In most heated homes in the United States, EMC ranges from about 6% to 10% depending on the season. A wood floor installed at 7% moisture might swell slightly in a humid summer and shrink back in a dry winter. This seasonal movement is normal and typically small, but it’s the reason woodworkers leave expansion gaps and why solid wood tabletops are attached with hardware that allows cross-grain movement.
Drying Defects From Uneven Shrinkage
The mismatch between tangential and radial shrinkage is the root cause of most drying defects. When one face of a board shrinks faster or more than the other, the wood distorts.
Cupping happens when a flatsawn board curves across its width, with the bark side becoming concave. Because the tangential surface (closer to the bark) shrinks more than the radial surface (closer to the pith), the board curls. The greater the difference between tangential and radial shrinkage rates for a given species, the worse the cupping tendency.
Surface checks are small cracks that open on the face of a board when the outer shell dries and shrinks faster than the still-wet interior. The outer wood is trying to shrink but the core won’t let it, creating tension that splits the surface fibers. Drying too quickly, especially in the early stages, makes this much worse.
Bowing is a lengthwise curve caused by unequal longitudinal shrinkage on opposite faces. While longitudinal shrinkage is tiny on average, juvenile wood near the pith or reaction wood from leaning trees can shrink unevenly along the grain, pulling one face tighter than the other. Boards cut near the center of a log are most prone to this.
Boxed-heart lumber, where the pith runs through the piece, is especially vulnerable. The difference between tangential and radial shrinkage around the center of the log creates stresses severe enough to split the board, and there’s no reliable way to prevent it.
How Long Drying Takes
Air drying one-inch hardwood lumber to outdoor equilibrium moisture content (typically 12% to 15% depending on climate) takes anywhere from a few months to over a year, depending on species, climate, and air circulation. Drying time increases roughly with the square of the thickness, so two-inch lumber takes roughly four times as long as one-inch stock, though practical experience suggests it’s somewhat less than that perfect ratio.

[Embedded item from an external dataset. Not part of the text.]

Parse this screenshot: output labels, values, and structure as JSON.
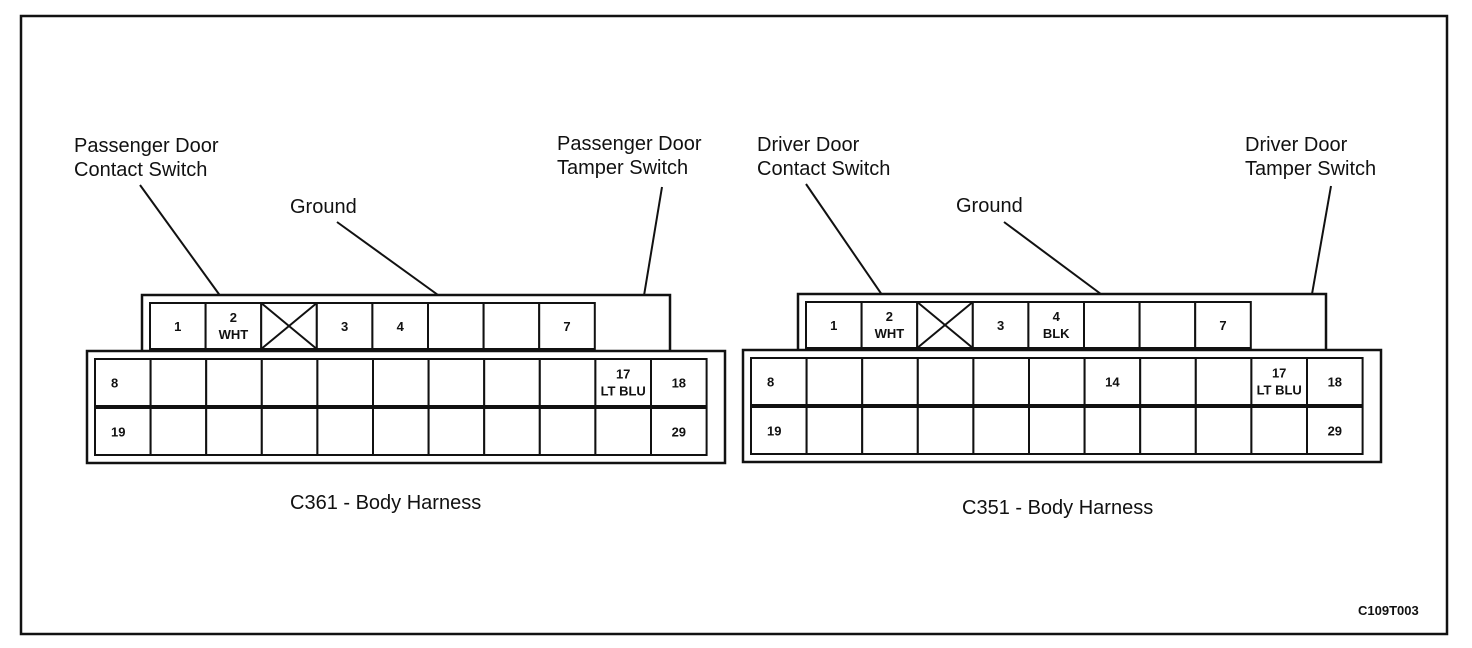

Kiln drying dramatically accelerates the process, bringing one-inch lumber down to 6% to 8% in days to weeks. For woodworkers buying kiln-dried lumber, the key is to let it acclimate in your shop for at least a week before milling it to final dimensions. This allows the wood to reach equilibrium with your working environment so any remaining movement happens before you cut your joints, not after.